On August 18, 2021 the US Army Corps of Engineers announced it would “require a full “environmental impact statement” (EIS) for the massive petrochemical complex Formosa Plastics proposes to build in St. James. The decision is a major victory for opponents of the plant, who sued to block the project in January 2020, and convinced the Army Corps to suspend its permit” in fall of 2019 (Center for Biological Diversity). For this EIS, the company will be required to “provide a baseline for understanding the current environmental situation” and should also include air, water, historical and economic impacts of the project (AmericanBar.org).

The aim for this project is to regularly collect particulate matter and other air quality monitoring data to grow the body of evidence on the existing levels of pollution to show the pollution burden already borne by the St. James Parish community. We aim for this information to be used in the open comment period of the EIS with the Army Corps of Engineers, to educate and bring others into this work, and provide scientific evidence for why further pollution sources such as the Formosa Plastics, should not be developed in this community. For more about this issue read the Project Scope here and the post on Formosa around the world here.

Fellows working on this project:

West Virginia Mountaintop Removal The Mountains and Mines Monitoring Project

For well over a century the coal industry has exploited the people and natural resources of West Virginia. Large scale surface mining, also known as mountaintop removal not only deforests thousands of acres per mine site, but completely destroys the landscape leaving behind only bare rock and rubble. The bedrock that once formed some of the oldest mountains on the planet is blasted apart and turned into toxic dust clouds that settle on the communities below.

Over the years at Coal River Mountain Watch, we have discovered a handful of methods that we employ in the pursuit of chipping away at the profit margins of coal companies. One of the most successful tactics has been in observing, documenting, and monitoring mining activity and reporting on them to the DEP (Department of Environmental Protection in WV). The intent behind this fellowship team is to support our continued work against the coal industry using drones and other forms of observation to document violations of environmental law, and pressure the DEP to take appropriate action.

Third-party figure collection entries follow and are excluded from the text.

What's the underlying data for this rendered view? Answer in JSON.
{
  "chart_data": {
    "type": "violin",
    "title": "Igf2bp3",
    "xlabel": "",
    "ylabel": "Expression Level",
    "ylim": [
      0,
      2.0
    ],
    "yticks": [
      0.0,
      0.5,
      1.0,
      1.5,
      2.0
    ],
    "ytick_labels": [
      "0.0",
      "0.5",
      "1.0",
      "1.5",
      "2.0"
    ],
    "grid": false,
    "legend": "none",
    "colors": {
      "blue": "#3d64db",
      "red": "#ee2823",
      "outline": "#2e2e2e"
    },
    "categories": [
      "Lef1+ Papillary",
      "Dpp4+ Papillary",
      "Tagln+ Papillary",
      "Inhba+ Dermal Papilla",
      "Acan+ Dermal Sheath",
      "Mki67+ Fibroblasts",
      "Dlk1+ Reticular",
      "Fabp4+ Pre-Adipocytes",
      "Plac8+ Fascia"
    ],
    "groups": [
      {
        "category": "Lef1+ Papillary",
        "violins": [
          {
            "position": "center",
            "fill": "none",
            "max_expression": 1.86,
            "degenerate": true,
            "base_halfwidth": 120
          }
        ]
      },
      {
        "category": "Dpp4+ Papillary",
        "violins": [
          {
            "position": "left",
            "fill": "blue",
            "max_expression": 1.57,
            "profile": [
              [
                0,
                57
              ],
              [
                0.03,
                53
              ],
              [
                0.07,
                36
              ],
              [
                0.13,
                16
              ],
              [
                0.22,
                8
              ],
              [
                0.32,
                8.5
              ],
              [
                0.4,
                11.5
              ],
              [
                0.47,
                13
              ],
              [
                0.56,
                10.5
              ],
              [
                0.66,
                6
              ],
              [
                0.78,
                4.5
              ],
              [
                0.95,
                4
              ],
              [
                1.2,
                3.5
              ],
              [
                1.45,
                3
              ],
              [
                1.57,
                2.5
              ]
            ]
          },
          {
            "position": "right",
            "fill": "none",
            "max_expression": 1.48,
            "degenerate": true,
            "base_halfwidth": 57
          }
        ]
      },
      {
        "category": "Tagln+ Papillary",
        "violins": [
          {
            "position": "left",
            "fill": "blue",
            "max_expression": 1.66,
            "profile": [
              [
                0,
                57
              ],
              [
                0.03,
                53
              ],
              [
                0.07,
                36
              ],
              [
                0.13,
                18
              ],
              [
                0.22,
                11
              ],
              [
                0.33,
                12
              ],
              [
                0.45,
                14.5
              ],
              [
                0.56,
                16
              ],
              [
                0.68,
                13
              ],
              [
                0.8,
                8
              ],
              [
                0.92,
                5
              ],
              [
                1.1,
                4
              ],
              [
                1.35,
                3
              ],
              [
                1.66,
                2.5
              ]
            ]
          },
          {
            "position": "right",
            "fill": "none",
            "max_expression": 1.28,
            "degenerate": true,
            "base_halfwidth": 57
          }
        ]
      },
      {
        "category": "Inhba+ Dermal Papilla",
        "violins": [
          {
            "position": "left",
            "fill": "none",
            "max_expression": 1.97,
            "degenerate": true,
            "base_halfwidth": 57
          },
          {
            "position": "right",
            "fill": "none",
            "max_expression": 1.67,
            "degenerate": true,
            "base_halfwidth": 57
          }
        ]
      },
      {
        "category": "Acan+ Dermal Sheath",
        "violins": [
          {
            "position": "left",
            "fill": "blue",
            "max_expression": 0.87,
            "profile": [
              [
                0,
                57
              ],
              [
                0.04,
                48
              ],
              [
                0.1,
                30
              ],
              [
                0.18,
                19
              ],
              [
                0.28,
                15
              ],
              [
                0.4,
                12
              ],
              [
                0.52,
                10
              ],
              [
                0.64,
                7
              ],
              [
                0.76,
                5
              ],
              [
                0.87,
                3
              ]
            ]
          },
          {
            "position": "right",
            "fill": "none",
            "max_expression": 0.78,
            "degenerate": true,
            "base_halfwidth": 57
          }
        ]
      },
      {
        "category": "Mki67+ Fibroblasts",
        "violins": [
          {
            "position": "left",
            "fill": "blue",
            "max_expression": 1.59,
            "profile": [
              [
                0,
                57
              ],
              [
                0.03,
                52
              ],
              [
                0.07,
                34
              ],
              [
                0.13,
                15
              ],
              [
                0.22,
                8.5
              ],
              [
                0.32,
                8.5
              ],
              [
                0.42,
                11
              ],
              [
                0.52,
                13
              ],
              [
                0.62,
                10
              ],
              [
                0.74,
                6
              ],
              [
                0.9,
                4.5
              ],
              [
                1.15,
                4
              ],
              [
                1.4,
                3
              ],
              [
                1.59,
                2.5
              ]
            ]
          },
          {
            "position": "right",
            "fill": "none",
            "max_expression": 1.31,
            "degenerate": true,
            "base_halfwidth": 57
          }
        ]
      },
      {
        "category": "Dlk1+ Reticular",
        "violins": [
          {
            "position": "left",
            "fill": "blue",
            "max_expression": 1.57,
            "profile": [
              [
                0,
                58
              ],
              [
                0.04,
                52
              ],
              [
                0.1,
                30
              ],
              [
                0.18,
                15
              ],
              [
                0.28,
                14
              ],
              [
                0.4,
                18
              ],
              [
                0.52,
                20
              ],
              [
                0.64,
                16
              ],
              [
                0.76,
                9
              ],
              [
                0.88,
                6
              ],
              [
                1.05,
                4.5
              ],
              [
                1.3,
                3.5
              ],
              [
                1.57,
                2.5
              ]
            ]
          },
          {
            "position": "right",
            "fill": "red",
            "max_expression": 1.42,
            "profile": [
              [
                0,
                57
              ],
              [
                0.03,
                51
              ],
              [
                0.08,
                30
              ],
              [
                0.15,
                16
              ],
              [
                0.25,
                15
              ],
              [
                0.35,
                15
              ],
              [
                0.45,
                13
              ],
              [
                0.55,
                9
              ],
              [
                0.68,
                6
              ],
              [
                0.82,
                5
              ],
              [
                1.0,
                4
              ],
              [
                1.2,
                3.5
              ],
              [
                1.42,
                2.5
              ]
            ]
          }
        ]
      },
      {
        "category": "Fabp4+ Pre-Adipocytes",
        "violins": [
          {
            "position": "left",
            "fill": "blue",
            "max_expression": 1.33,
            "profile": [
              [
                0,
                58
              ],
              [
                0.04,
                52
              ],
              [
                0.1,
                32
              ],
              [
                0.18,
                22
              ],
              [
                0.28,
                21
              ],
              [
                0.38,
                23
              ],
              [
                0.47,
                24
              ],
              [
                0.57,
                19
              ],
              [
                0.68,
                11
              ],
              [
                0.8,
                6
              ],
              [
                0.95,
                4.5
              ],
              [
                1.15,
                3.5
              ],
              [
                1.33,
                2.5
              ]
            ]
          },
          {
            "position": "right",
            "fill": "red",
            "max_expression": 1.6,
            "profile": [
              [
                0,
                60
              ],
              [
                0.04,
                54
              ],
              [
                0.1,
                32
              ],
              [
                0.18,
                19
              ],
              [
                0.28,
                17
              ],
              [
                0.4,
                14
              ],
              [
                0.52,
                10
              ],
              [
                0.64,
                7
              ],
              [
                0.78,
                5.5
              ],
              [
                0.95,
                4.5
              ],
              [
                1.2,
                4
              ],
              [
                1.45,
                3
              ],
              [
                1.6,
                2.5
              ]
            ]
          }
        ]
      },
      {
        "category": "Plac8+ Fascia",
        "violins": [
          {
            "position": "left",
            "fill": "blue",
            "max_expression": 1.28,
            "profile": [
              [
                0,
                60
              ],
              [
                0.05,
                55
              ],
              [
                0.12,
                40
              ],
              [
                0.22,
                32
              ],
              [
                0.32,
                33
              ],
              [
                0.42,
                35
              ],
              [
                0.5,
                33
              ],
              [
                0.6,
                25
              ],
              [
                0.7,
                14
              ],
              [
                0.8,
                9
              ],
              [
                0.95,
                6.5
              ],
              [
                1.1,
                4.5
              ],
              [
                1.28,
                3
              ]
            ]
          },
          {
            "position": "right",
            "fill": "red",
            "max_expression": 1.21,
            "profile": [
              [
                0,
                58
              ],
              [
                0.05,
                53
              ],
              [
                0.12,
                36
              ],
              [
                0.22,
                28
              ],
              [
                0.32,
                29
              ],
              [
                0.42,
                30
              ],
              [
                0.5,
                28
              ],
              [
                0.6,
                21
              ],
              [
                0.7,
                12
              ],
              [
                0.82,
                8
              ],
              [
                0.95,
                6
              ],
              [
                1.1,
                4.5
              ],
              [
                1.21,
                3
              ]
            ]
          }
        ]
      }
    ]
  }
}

Fellows working on this project:

Past Fellowship Teams

Val Verde Air Quality Monitoring around LA county landfill The Val Verde Air Monitoring Project

This project is based in Val Verde in Los Angeles County, California, USA where a large landfill has been operating in the community affecting local air quality since 1972. In the community’s fight against the landfill, residents have conducted preliminary air monitoring results that they've shared, documented and reported to every accessible body including to government agencies and the company itself. Having long since established local networks and organizations of support to address these challenges, only one or two people locally are versed in the pilot monitoring program. The intent behind this project is to share existing knowledge regarding the landfill air quality issue with more local community members, train people on how to conduct ongoing monitoring and have an air quality monitoring program that can be effectively shared to the broader Val Verde community.